Vertel ons wat meer over jouw klanten.

“Ik kan met enige fierheid zeggen dat ik in mijn bescheiden fietsenwinkel vroeger heel wat profrenners heb mogen ontvangen. Zo kwam bijvoorbeeld Fons De Wolf hier regelmatig over de vloer. Nu, op mijn 74-jarige leeftijd, focus ik mij vooral op de recreatieve fietsers. Werken met beroepsrenners was enorm leuk en uitdagend, maar eiste ook veel uren en moeite. Dat is iets wat vandaag niet meer haalbaar is voor mij, dus zie ik nu vooral veel gewone mensen en gezinnen met jonge kinderen passeren.”

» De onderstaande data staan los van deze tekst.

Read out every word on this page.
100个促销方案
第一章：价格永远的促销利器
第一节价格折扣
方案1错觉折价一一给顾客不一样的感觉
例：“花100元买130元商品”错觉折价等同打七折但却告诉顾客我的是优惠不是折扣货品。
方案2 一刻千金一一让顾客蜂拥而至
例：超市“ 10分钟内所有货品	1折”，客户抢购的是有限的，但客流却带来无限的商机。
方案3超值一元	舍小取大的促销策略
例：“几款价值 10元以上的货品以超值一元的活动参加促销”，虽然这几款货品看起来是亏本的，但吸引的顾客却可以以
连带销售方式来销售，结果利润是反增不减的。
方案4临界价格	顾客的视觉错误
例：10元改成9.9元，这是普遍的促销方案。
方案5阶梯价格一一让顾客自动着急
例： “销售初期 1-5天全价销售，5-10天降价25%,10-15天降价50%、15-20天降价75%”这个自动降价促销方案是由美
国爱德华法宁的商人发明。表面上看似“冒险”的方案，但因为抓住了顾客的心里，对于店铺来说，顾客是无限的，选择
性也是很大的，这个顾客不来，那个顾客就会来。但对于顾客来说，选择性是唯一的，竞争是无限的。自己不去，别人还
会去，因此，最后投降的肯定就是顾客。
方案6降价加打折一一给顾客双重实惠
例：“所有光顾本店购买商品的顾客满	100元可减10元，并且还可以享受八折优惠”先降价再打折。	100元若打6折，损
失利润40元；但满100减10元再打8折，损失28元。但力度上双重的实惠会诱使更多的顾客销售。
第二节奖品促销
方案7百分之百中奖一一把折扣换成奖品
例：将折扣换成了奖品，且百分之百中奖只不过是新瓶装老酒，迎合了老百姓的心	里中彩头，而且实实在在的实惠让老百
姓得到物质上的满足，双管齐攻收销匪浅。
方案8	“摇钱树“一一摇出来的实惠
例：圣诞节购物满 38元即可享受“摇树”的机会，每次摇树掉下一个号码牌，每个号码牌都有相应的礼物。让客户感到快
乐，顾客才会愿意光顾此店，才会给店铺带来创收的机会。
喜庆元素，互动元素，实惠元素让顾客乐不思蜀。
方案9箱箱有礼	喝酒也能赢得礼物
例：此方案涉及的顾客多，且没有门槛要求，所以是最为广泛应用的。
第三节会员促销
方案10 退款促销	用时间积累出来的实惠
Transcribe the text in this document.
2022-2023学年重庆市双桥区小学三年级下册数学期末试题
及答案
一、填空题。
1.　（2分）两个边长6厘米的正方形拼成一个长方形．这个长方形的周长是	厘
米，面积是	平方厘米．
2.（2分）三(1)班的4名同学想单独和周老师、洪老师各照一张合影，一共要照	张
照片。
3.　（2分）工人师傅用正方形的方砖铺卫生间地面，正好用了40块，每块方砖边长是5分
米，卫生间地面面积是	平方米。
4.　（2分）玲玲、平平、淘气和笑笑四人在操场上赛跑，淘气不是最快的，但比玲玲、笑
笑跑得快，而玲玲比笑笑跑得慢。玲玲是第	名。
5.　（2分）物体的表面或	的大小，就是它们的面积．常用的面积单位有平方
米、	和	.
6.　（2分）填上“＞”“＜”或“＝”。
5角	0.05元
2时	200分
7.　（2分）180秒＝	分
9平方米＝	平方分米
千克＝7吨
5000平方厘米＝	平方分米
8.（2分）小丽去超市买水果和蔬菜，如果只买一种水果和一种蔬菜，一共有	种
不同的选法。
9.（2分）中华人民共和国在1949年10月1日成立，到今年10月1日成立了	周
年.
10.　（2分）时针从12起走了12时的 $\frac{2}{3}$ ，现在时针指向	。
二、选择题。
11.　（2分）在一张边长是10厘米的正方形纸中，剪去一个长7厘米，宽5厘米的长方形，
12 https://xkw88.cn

Wat is jouw grootste talent?

“Je kunt geen 50 jaar zaken doen als je niet weet hoe je moet omgaan met je klanten. Ik denk dan ook dat dat mijn grootste talent zal zijn. Je hebt menselijkheid nodig. Vele mensen komen naar mij met hun fiets, waar vaak zelfs maar een kleinigheid aan moet gebeuren. De grote fietsenwinkels zien dit bij oudere fietsen soms niet zitten. Ik help die mensen dan met plezier verder.”

Wat maakt je dag goed?

“Zolang ik kan werken, ben ik gelukkig. Ik heb een ganse dag plezier aan mijn werk. De stiel van fietsenmaker is iets die langzaam aan het uitsterven is. Het doet me dan ook goed als er nog klanten langskomen waarvan de fiets al generaties lang is doorgegeven binnen de familie, net zoals vroeger. Daarnaast word ik ook altijd gelukkig als de zon schijnt natuurlijk, want als het regent, laat iedereen zijn fiets binnen (lacht).”